Circulating tumor cells (CTCs) are whole, intact cancer cells that break away from a primary or metastatic tumor and travel through the bloodstream. Because they are complete cells — not just fragments of DNA — CTCs carry the full biology of the tumor: its morphology, proteins, RNA, and genome. Capturing them from a simple blood draw makes it possible to study a patient’s cancer without a tissue biopsy.

Why CTCs matter

CTCs are central to how cancer spreads. They are the cells that leave a tumor, survive in circulation, and can seed new metastatic sites. Detecting and characterizing them provides a real-time, minimally invasive window into active disease, including how a tumor is evolving and responding to treatment.

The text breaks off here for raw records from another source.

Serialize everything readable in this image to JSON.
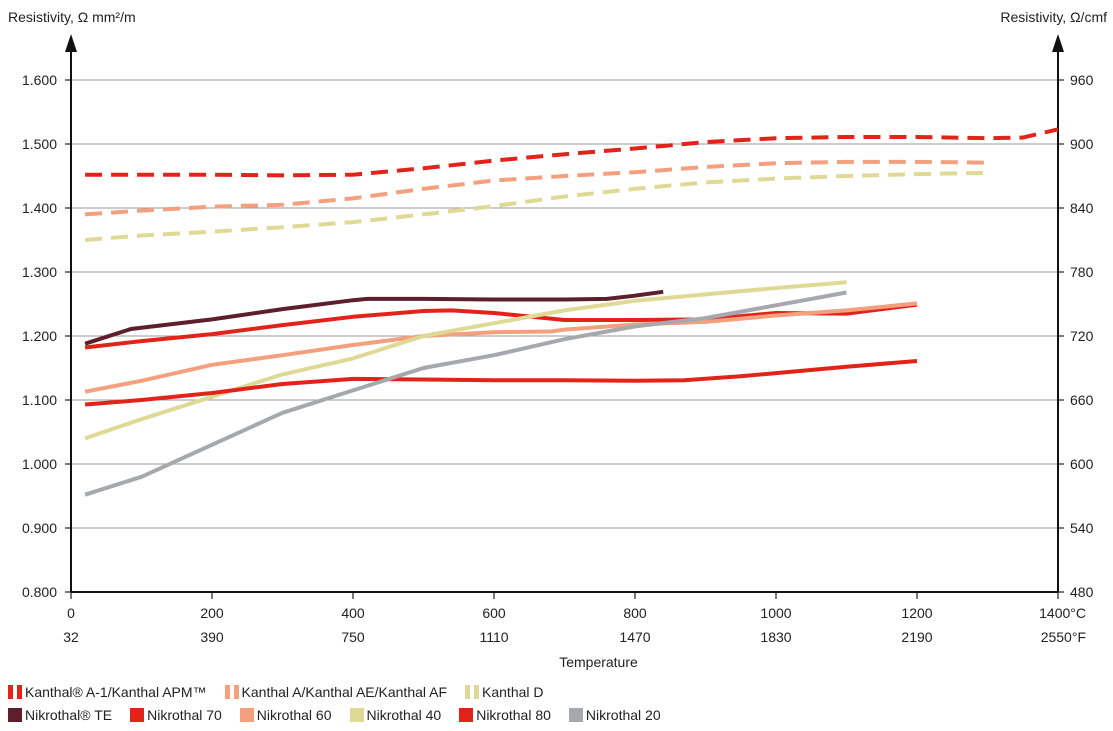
{
  "chart_data": {
    "type": "line",
    "ylabel_left": "Resistivity, Ω mm²/m",
    "ylabel_right": "Resistivity, Ω/cmf",
    "xlabel": "Temperature",
    "xlim": [
      0,
      1400
    ],
    "ylim_left": [
      0.8,
      1.6
    ],
    "ylim_right": [
      480,
      960
    ],
    "grid": true,
    "x_ticks_c": [
      "0",
      "200",
      "400",
      "600",
      "800",
      "1000",
      "1200",
      "1400°C"
    ],
    "x_ticks_f": [
      "32",
      "390",
      "750",
      "1110",
      "1470",
      "1830",
      "2190",
      "2550°F"
    ],
    "y_ticks_left": [
      "0.800",
      "0.900",
      "1.000",
      "1.100",
      "1.200",
      "1.300",
      "1.400",
      "1.500",
      "1.600"
    ],
    "y_ticks_right": [
      "480",
      "540",
      "600",
      "660",
      "720",
      "780",
      "840",
      "900",
      "960"
    ],
    "legend_placement": "bottom",
    "series": [
      {
        "name": "Kanthal® A-1/Kanthal APM™",
        "style": "dashed",
        "color": "#e2231a",
        "x": [
          20,
          100,
          200,
          300,
          400,
          500,
          600,
          700,
          800,
          900,
          1000,
          1100,
          1200,
          1300,
          1350,
          1400
        ],
        "y": [
          1.452,
          1.452,
          1.452,
          1.451,
          1.452,
          1.462,
          1.474,
          1.484,
          1.493,
          1.503,
          1.509,
          1.511,
          1.511,
          1.509,
          1.51,
          1.523
        ]
      },
      {
        "name": "Kanthal A/Kanthal AE/Kanthal AF",
        "style": "dashed",
        "color": "#f4a07e",
        "x": [
          20,
          100,
          200,
          300,
          400,
          500,
          600,
          700,
          800,
          900,
          1000,
          1100,
          1200,
          1300
        ],
        "y": [
          1.39,
          1.396,
          1.402,
          1.405,
          1.415,
          1.43,
          1.443,
          1.45,
          1.456,
          1.464,
          1.47,
          1.472,
          1.472,
          1.471
        ]
      },
      {
        "name": "Kanthal D",
        "style": "dashed",
        "color": "#dfd996",
        "x": [
          20,
          100,
          200,
          300,
          400,
          500,
          600,
          700,
          800,
          900,
          1000,
          1100,
          1200,
          1300
        ],
        "y": [
          1.35,
          1.357,
          1.363,
          1.37,
          1.378,
          1.39,
          1.403,
          1.418,
          1.43,
          1.44,
          1.446,
          1.45,
          1.453,
          1.455
        ]
      },
      {
        "name": "Nikrothal® TE",
        "style": "solid",
        "color": "#5e1f2d",
        "x": [
          20,
          85,
          200,
          300,
          400,
          420,
          500,
          600,
          700,
          760,
          800,
          840
        ],
        "y": [
          1.188,
          1.211,
          1.226,
          1.242,
          1.256,
          1.258,
          1.258,
          1.257,
          1.257,
          1.258,
          1.263,
          1.269
        ]
      },
      {
        "name": "Nikrothal 70",
        "style": "solid",
        "color": "#e2231a",
        "x": [
          20,
          100,
          200,
          300,
          400,
          500,
          540,
          600,
          700,
          800,
          900,
          1000,
          1100,
          1200
        ],
        "y": [
          1.182,
          1.192,
          1.203,
          1.217,
          1.23,
          1.239,
          1.24,
          1.236,
          1.225,
          1.225,
          1.226,
          1.236,
          1.235,
          1.249
        ]
      },
      {
        "name": "Nikrothal 60",
        "style": "solid",
        "color": "#f4a07e",
        "x": [
          20,
          100,
          200,
          300,
          400,
          500,
          600,
          680,
          700,
          800,
          900,
          1000,
          1100,
          1200
        ],
        "y": [
          1.113,
          1.13,
          1.155,
          1.17,
          1.186,
          1.2,
          1.206,
          1.207,
          1.21,
          1.218,
          1.222,
          1.232,
          1.24,
          1.251
        ]
      },
      {
        "name": "Nikrothal 40",
        "style": "solid",
        "color": "#dfd996",
        "x": [
          20,
          100,
          200,
          300,
          400,
          500,
          600,
          700,
          800,
          900,
          1000,
          1100
        ],
        "y": [
          1.04,
          1.07,
          1.105,
          1.14,
          1.165,
          1.2,
          1.22,
          1.24,
          1.255,
          1.265,
          1.275,
          1.284
        ]
      },
      {
        "name": "Nikrothal 80",
        "style": "solid",
        "color": "#e2231a",
        "x": [
          20,
          100,
          200,
          300,
          400,
          500,
          600,
          700,
          800,
          870,
          950,
          1000,
          1100,
          1200
        ],
        "y": [
          1.093,
          1.1,
          1.111,
          1.125,
          1.133,
          1.132,
          1.131,
          1.131,
          1.13,
          1.131,
          1.137,
          1.142,
          1.152,
          1.161
        ]
      },
      {
        "name": "Nikrothal 20",
        "style": "solid",
        "color": "#a7a8ad",
        "x": [
          20,
          100,
          200,
          300,
          400,
          500,
          600,
          700,
          800,
          900,
          1000,
          1100
        ],
        "y": [
          0.952,
          0.98,
          1.03,
          1.08,
          1.115,
          1.15,
          1.17,
          1.195,
          1.215,
          1.228,
          1.248,
          1.268
        ]
      }
    ]
  },
  "legend_rows": [
    [
      0,
      1,
      2
    ],
    [
      3,
      4,
      5,
      6,
      7,
      8
    ]
  ]
}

CTCs vs other liquid biopsy analytes

A liquid biopsy can measure several things in blood. The three most discussed are CTCs (whole, living tumor cells), ctDNA (fragmented tumor DNA), and exosomes (small vesicles). The key difference is that CTCs are intact cells, enabling analyses the others cannot support: morphology, single-cell genomics, protein phenotyping, and functional drug-response assays.

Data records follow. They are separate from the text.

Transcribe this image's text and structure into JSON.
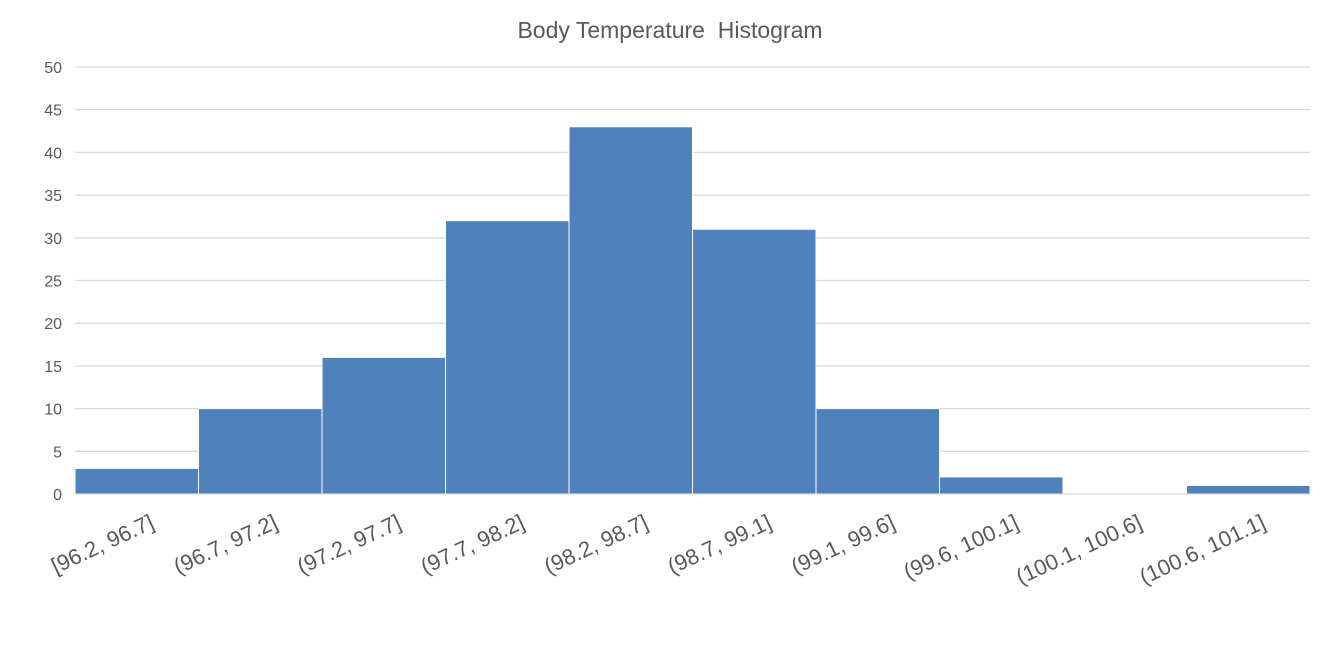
{
  "chart_data": {
    "type": "bar",
    "title": "Body Temperature  Histogram",
    "xlabel": "",
    "ylabel": "",
    "categories": [
      "[96.2, 96.7]",
      "(96.7, 97.2]",
      "(97.2, 97.7]",
      "(97.7, 98.2]",
      "(98.2, 98.7]",
      "(98.7, 99.1]",
      "(99.1, 99.6]",
      "(99.6, 100.1]",
      "(100.1, 100.6]",
      "(100.6, 101.1]"
    ],
    "values": [
      3,
      10,
      16,
      32,
      43,
      31,
      10,
      2,
      0,
      1
    ],
    "ylim": [
      0,
      50
    ],
    "yticks": [
      0,
      5,
      10,
      15,
      20,
      25,
      30,
      35,
      40,
      45,
      50
    ],
    "grid": true,
    "legend": "none",
    "bar_color": "#4f81bd",
    "grid_color": "#d9d9d9",
    "text_color": "#595959"
  }
}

What can you learn from a CTC?

Enumeration (the number of CTCs correlates with disease burden and can be tracked over time); genomics (mutations and tumor genotype, with high concordance to matched tissue); phenotype (protein expression and cell characteristics); and function (intact, viable cells can support culture and drug-response testing).

How are CTCs isolated?

The main challenge is rarity: CTCs may number only a handful among billions of blood cells. Methods fall into antibody/antigen-based capture (e.g., targeting EpCAM) and label-free capture (based on size and biophysical properties). BloodScan’s Labyrinth One system uses label-free, antigen-agnostic microfluidic enrichment to isolate intact, viable CTCs across tumor types, from stage 0 to stage IV, directly from a standard EDTA blood draw.

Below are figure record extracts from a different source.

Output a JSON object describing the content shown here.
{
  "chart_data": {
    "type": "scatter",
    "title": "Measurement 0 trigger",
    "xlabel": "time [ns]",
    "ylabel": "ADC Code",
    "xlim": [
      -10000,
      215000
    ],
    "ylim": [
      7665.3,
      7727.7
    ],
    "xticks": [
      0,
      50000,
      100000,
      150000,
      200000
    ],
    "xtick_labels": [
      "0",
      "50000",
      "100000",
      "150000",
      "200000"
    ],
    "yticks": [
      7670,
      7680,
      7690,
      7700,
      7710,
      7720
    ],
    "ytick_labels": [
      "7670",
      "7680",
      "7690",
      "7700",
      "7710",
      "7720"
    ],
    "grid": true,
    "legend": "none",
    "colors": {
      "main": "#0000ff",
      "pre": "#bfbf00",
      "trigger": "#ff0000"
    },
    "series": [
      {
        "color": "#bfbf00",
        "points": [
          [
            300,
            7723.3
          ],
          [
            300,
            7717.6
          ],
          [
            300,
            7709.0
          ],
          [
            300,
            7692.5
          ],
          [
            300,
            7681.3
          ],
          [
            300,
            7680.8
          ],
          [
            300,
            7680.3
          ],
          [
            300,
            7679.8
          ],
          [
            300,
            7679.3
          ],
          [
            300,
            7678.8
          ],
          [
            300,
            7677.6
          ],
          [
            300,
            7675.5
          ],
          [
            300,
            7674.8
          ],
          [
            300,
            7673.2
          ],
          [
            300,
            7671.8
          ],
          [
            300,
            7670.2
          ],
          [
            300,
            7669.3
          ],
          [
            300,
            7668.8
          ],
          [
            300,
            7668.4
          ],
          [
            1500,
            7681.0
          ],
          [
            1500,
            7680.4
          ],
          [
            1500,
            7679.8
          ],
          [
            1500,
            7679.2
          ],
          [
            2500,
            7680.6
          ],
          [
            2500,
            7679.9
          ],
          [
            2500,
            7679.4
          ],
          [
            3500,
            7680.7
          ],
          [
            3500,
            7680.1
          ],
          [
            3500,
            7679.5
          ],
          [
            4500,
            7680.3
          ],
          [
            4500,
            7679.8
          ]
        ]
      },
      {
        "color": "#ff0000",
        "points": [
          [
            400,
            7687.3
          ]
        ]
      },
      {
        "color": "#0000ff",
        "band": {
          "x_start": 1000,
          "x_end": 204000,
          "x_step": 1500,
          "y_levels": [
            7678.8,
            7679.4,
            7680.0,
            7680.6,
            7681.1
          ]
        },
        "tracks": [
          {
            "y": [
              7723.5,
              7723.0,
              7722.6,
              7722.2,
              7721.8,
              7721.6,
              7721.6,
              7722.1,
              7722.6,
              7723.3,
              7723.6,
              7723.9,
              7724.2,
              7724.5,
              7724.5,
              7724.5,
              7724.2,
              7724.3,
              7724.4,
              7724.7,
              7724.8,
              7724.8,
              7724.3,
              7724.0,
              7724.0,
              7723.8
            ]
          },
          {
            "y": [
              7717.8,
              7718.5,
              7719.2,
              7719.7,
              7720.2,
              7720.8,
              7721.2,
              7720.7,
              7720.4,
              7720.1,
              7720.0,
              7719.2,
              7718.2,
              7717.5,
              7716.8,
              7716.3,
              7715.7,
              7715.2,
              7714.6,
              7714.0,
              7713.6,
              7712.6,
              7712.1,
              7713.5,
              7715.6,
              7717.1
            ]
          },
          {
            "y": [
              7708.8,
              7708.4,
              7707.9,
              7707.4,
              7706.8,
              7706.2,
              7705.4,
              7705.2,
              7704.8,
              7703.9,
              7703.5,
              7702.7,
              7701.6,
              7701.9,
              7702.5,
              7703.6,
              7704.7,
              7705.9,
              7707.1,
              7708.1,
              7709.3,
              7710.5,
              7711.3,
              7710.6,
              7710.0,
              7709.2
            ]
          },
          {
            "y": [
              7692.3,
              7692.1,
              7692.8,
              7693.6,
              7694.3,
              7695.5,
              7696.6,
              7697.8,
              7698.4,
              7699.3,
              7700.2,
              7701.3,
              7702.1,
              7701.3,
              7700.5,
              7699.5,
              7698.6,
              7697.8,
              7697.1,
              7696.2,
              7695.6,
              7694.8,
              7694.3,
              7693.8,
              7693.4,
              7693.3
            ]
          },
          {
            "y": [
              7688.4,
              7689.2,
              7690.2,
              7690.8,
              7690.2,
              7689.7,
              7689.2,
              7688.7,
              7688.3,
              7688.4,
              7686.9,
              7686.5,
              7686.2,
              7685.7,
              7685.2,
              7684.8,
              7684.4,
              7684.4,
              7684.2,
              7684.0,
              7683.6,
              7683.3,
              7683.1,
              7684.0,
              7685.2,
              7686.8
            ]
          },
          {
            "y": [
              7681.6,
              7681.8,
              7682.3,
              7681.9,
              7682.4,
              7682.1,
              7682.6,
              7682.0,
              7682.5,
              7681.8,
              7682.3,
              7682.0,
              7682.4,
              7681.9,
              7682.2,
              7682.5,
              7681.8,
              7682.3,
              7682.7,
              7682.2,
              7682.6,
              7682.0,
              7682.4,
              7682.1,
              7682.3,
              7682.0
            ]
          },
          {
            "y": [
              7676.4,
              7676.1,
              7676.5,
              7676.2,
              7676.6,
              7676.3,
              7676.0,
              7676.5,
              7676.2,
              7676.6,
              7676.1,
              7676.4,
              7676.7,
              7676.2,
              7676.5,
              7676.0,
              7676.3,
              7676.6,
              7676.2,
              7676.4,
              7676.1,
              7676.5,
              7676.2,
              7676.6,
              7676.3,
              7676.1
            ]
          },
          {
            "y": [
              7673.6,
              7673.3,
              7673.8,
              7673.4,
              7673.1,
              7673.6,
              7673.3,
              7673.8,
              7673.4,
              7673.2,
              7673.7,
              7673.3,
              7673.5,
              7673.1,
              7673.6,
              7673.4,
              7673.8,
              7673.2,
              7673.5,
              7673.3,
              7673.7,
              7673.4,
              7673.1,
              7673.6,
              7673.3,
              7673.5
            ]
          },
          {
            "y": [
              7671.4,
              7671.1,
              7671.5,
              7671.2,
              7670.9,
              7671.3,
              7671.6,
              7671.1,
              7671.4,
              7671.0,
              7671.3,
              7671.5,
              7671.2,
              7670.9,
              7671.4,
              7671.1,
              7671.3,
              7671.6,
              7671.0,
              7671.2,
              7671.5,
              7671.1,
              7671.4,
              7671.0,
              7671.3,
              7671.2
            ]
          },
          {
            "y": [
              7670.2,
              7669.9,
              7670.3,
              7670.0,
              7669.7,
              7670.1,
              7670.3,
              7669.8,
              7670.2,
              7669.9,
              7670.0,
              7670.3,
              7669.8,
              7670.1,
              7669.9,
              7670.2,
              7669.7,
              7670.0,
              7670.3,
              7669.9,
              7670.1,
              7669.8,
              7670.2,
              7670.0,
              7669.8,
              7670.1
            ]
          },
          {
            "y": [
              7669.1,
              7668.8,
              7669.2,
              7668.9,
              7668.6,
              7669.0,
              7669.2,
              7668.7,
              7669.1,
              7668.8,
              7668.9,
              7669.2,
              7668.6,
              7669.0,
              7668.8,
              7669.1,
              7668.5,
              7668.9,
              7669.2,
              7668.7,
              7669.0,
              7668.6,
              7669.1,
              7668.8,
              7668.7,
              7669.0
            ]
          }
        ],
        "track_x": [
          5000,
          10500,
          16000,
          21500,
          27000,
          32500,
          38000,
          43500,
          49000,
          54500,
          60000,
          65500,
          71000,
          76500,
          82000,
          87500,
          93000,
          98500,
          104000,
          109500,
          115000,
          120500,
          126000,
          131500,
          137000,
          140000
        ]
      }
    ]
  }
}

Why intact and viable is the key detail

Many approaches either damage cells or recover only DNA. Intact, viable CTCs preserve real tumor biology, so the same blood draw can feed histology, genomics, and advanced functional assays. BloodScan reports 97% genomic concordance between its intact CTCs and matched tissue, and near-100% CTC capture across stage IV solid tumors.

Frequently asked questions

Are CTCs the same as ctDNA?

No. ctDNA is fragmented tumor DNA; CTCs are whole, intact tumor cells that preserve cellular biology ctDNA cannot.

How rare are CTCs in blood?

Very rare, often only a few cells among billions of normal blood cells, which is why sensitive enrichment technology is required.

Can CTCs be detected in early-stage cancer?

BloodScan’s Labyrinth system has demonstrated CTC detection from the earliest stages, including pre-invasive conditions such as DCIS and early HCC.

What sample is needed?

A standard blood draw into EDTA or other compatible vacutainer tubes.

What are CTCs used for?

Research, disease monitoring, genomic profiling, and functional studies, a non-invasive, biopsy-equivalent alternative when tissue biopsy is difficult.